So, why, why, why is the government forcing me as a travel agent to go through all sorts of financial hoops in order to sell travel products. I must have  suitable cash reserves, a financial bond, audited accounts, forms to fill in -and staff of course must be legally employed -just so you , the public is "protected".

We could give much cheaper prices if we didnt have all this to pay for..
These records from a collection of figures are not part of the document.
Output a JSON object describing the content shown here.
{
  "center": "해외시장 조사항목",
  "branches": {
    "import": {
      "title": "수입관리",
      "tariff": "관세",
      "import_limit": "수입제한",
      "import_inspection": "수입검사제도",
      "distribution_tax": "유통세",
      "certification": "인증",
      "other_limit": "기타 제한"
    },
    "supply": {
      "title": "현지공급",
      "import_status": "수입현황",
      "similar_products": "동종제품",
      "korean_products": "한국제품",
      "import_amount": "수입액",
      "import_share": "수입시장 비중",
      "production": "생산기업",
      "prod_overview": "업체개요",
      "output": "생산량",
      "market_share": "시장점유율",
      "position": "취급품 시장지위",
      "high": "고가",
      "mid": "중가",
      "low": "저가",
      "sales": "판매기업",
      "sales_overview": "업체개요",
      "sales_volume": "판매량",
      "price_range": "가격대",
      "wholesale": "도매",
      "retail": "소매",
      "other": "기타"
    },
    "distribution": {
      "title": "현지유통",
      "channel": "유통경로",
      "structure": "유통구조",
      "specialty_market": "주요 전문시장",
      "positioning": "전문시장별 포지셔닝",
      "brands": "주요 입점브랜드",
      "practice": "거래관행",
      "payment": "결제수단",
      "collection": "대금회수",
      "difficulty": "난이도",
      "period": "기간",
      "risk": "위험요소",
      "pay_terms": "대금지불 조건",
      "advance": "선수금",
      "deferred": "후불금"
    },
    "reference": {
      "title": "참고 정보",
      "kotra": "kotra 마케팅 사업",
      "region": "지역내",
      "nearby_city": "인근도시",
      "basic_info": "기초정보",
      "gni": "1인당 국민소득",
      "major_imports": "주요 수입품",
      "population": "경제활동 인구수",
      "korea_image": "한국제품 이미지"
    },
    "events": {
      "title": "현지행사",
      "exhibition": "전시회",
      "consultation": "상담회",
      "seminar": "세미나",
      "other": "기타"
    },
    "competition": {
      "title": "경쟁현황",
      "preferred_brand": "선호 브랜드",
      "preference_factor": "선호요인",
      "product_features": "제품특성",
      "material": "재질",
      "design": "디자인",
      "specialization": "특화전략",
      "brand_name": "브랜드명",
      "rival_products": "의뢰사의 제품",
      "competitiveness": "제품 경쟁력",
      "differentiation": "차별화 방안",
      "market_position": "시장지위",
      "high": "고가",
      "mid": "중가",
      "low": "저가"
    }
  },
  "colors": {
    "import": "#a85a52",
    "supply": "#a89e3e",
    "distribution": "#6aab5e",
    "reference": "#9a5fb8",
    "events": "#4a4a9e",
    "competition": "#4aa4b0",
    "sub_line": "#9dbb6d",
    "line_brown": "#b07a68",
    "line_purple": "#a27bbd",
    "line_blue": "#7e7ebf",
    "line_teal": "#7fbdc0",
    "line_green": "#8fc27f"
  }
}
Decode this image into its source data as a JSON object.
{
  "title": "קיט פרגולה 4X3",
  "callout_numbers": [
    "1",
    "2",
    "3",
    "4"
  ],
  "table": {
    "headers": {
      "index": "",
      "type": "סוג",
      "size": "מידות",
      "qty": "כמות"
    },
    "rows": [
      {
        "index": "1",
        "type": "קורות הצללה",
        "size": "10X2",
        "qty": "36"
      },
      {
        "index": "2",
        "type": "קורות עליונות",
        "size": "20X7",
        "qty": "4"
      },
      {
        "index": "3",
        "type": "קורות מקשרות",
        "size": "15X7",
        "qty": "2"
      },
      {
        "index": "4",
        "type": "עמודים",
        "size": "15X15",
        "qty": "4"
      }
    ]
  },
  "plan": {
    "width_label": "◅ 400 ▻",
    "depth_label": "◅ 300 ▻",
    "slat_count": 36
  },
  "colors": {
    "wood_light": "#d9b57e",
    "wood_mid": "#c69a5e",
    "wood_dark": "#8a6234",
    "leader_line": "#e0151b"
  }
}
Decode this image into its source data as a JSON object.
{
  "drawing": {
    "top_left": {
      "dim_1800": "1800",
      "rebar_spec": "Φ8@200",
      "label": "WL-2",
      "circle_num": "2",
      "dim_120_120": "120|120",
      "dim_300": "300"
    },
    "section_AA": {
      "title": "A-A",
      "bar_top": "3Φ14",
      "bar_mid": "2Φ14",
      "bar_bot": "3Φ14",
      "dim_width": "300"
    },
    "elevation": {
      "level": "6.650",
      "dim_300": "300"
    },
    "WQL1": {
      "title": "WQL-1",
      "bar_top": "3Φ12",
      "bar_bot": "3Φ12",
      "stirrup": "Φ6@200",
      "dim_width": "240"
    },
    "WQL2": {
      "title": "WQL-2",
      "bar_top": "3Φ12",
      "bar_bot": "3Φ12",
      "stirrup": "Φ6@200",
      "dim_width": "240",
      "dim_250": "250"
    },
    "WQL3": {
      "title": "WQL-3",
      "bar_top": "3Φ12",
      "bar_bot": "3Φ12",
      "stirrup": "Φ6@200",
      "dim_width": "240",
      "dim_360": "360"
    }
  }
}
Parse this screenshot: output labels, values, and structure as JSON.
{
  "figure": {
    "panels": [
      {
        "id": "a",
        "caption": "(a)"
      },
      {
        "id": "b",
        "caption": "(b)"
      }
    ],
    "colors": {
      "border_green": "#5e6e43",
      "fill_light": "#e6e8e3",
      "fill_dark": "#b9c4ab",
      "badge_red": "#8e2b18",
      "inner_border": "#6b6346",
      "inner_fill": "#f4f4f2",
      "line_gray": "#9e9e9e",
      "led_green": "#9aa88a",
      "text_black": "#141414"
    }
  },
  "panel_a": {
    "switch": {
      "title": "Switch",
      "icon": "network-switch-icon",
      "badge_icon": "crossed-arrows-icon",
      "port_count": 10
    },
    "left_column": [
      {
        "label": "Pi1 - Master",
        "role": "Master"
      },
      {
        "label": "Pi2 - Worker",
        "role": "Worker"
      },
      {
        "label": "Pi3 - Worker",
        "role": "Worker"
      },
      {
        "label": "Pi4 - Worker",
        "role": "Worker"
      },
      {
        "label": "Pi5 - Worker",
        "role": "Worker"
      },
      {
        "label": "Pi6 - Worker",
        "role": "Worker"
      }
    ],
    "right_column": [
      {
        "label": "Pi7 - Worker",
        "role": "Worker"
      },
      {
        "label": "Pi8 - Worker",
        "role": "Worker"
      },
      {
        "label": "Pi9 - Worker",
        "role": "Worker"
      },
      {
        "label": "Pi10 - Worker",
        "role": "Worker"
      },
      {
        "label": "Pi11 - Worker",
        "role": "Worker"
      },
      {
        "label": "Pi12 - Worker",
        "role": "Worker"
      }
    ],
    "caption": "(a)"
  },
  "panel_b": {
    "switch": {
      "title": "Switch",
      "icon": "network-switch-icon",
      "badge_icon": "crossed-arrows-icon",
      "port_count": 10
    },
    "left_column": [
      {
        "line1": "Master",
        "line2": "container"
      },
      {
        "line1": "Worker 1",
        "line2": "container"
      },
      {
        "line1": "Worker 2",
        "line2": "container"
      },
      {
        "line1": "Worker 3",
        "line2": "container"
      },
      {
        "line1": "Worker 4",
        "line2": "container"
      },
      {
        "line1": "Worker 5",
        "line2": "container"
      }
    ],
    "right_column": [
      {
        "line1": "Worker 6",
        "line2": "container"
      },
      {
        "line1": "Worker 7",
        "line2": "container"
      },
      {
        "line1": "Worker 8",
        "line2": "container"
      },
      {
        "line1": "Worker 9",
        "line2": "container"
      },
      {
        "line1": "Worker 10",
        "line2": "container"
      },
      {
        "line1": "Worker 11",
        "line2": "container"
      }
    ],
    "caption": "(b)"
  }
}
..and thats why I'm giving up my bricks-and-mortar establishment and heading for cheaper to run website territory.
Bye bye personal service and consumer protection !


----------



## Marie M (12 Aug 2010)

Well I wouldn't call it wonderful, but I do agree with you, there is no protection from these establishments.  I don't understand how airlines can have a compensation proceedure for over bookings but accomdation providers have no responsibility for their paying customers


----------



## SlugBreath (13 Aug 2010)

Alpharooms, refunded me my hotel costs during the April volcano event when I had to cancel. Although every contact from them had a "do not reply" to this email message attached.


----------



## Blossom (13 Aug 2010)

I've also used Alpharooms on many occasions and have had no problems. I do find that when you get to the hotel they put you in the worst room (not renovated, dark, down a long corridor, noisy etc) but now when this happens I ask for a room change and it has worked out well so far.


----------